Отдельное «спасибо» Виктору Анатольевичу стоит сказать за титаническую работу — перевод четырех последних томов «Темной Башни». Три первых переводились целых четыре раза — некоей ремесленной бригадой, Феликсом Сарновым, Татьяной Покидаевой и загадочными Риной Ружже и Натальей Ачеркан. Их имена подозрительно похожи на вымышленные — например, фамилия «Ачеркан» будто специальтно придумана для редактора. Два последних перевода давно уже разделили поклонников эпопеи на враждующие лагеря, продолжив вечный спор приверженцев духа и буквы. При этом никто не назовет любой из них плохими. Вот знаменитое начало «Стрелка» в варианте Ружже-Ачеркан: «Человек в черном спасался бегством через пустыню, а стрелок преследовал его. Пустыня была апофеозом всех пустынь: бескрайняя, она тянулась во все стороны, должно быть, на целые парсеки, смыкаясь с небом. Слепящая безводная белизна, ровная, если не считать гор, которые туманной дымкой вырисовывались на горизонте, да бес-травы, приносящей сладостные грезы, кошмары, смерть. Дорогу указывали редкие надгробия дорожных знаков — некогда этот прорезающий толстую корку солончака тракт был большаком, по которому следовали дилижансы. Но мир сдвинулся с места и обезлюдел».

А вот тот же абзац в переводе Покидаевой, вышедшем годом позже в харьковской «Дельте»: «Человек в черном пытался укрыться в пустыне, а стрелок преследовал его. Пустыня эта, — апофеоз всех пустынь, — громадная, растянулась до самого неба на долгие парсеки по всем направлениям. Белая, слепящая, обезвоженная и безликая; только мутное марево горной гряды — размытый набросок на горизонте — да сухие пучки бестравы, что приносит и сладкие сны, и кошмары, и смерть. Редкий надгробный камень был указателем на пути, а узенькая тропа, петляющая по щелочному насту — вот и все, что осталось от столбовой дороги, где когдато давным-давно ходили дилижансы. С тех пор мир сдвинулся с места. Мир стал пустым».

Для желающих приведу оригинальный текст: «The man in black fled across the desert, and the gunslinger followed. The desert was the apotheosis of all deserts, huge, standing to the sky for what might have been parsecs in all directions. White; blinding; waterless; without feature save for the faint, cloudy haze of the mountains which sketched themselves on the horizon and the devil-grass which brought sweet dreams, nightmares, death. An occasional tombstone sign pointed the way, for once the drifted track that cut its way through the thick crust of alkali had been a highway and coaches had followed it. The world had moved on since then. The world had emptied».

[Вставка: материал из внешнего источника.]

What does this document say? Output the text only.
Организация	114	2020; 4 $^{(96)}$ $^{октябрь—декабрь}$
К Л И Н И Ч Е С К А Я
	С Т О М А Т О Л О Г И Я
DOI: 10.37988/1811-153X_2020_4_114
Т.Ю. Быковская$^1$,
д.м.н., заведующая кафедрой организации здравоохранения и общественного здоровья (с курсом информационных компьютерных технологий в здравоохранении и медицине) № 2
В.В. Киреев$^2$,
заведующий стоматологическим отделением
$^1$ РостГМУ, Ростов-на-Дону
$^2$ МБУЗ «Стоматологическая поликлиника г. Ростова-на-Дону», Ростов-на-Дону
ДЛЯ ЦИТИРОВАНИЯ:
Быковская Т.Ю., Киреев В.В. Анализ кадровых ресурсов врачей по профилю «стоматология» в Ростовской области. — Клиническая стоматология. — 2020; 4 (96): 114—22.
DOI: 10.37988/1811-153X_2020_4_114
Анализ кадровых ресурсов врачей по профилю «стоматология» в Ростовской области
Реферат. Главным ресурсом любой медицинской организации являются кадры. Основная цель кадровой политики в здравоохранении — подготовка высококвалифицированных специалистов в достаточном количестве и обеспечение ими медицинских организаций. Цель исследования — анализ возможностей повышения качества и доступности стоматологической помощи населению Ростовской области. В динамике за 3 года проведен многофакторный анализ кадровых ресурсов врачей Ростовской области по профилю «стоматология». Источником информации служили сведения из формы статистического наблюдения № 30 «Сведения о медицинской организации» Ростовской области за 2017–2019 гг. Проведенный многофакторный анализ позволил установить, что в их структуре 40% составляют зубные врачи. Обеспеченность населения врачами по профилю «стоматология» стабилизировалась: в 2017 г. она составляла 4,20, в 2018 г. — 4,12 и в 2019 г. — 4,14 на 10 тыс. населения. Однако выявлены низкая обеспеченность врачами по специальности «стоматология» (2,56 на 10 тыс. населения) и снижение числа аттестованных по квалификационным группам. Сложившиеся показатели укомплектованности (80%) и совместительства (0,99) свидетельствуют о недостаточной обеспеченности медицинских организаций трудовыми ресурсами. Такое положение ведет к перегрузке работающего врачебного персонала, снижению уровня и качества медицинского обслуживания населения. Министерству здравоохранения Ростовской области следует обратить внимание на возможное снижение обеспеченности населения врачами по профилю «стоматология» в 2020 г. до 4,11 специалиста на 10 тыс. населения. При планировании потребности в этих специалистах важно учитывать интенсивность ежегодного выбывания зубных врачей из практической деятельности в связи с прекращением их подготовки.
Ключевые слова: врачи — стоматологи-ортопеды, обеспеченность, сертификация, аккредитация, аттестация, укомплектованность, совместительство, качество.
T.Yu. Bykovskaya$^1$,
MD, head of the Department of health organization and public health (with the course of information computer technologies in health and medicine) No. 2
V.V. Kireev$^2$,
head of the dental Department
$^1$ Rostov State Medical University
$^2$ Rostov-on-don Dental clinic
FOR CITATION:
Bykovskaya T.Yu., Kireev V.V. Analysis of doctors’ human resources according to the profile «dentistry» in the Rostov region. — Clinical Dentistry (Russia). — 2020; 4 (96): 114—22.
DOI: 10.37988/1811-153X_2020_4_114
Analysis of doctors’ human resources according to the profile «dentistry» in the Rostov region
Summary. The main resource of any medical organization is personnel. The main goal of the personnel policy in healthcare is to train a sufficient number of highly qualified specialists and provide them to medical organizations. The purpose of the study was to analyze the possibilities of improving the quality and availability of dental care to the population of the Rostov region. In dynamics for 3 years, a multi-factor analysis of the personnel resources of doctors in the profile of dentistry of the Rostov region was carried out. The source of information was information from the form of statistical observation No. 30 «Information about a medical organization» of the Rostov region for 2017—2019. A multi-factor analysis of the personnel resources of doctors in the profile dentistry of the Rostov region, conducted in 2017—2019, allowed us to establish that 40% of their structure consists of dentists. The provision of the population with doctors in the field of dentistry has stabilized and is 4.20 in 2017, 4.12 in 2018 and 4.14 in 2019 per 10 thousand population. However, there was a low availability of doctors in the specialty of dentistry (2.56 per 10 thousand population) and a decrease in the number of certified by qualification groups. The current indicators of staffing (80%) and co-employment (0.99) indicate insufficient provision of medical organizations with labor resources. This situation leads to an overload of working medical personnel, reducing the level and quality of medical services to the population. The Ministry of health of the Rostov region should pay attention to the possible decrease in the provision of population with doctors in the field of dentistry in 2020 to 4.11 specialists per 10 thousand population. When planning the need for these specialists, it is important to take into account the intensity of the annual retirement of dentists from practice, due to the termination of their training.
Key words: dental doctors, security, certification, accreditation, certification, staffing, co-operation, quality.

Легко убедиться, что Покидаева точнее передает суховатый речитатив кинговского повествования, зато ее соперницы увереннее чувствуют себя в русском языке. «Сладостные грезы, кошмары, смерть» в этом контексте звучит куда лучше альтернативного варианта — да и к оригиналу ближе, если на то пошло. Точно так же противостоят друг другу переводчики «Властелина колец» — буквалисты Григорьева и Грушецкий против «фантазеров» Муравьева и Кистяковского. И большинство поклонников почему-то предпочитает вторых. Ружже-Ачеркан «прокололись» только в одном — они назвали четвероногого участника ка-тета Роланда Чиком (от «маль-чик»). Это, конечно, хуже, чем покидаевский ушастик-путаник Ыш («мал-ыш»), и не случайно Вебер, продолжая эпопею, выбрал именно второй вариант. Говорят, сейчас он лелеет мечту перевести заново первые три романа «Темной Башни». И это хорошо — переводы СК, как и все сущее, способны развиваться лишь в борьбе противоположностей.

Я, как и большинство коллег из «второй волны» переводчиков, давно забросил это любимое когда-то дело. При нынешней суматошной жизни перевод худлита может быть профессией, но не хобби, поскольку требует времени и погружения в текст. К тому же авторов, подобных Кингу, мне больше не встретилось — а ведь были и Баркер, и Страуб, и Маккаммон, и Симмонс, не говоря уже о безвестных халтурщиках. Говорят, переводчик вкладывает душу в каждого из своих авторов, но верно и обратное. Частица души СК оставалась со мной много лет, не покидает и сейчас — потому и появилась эта книга.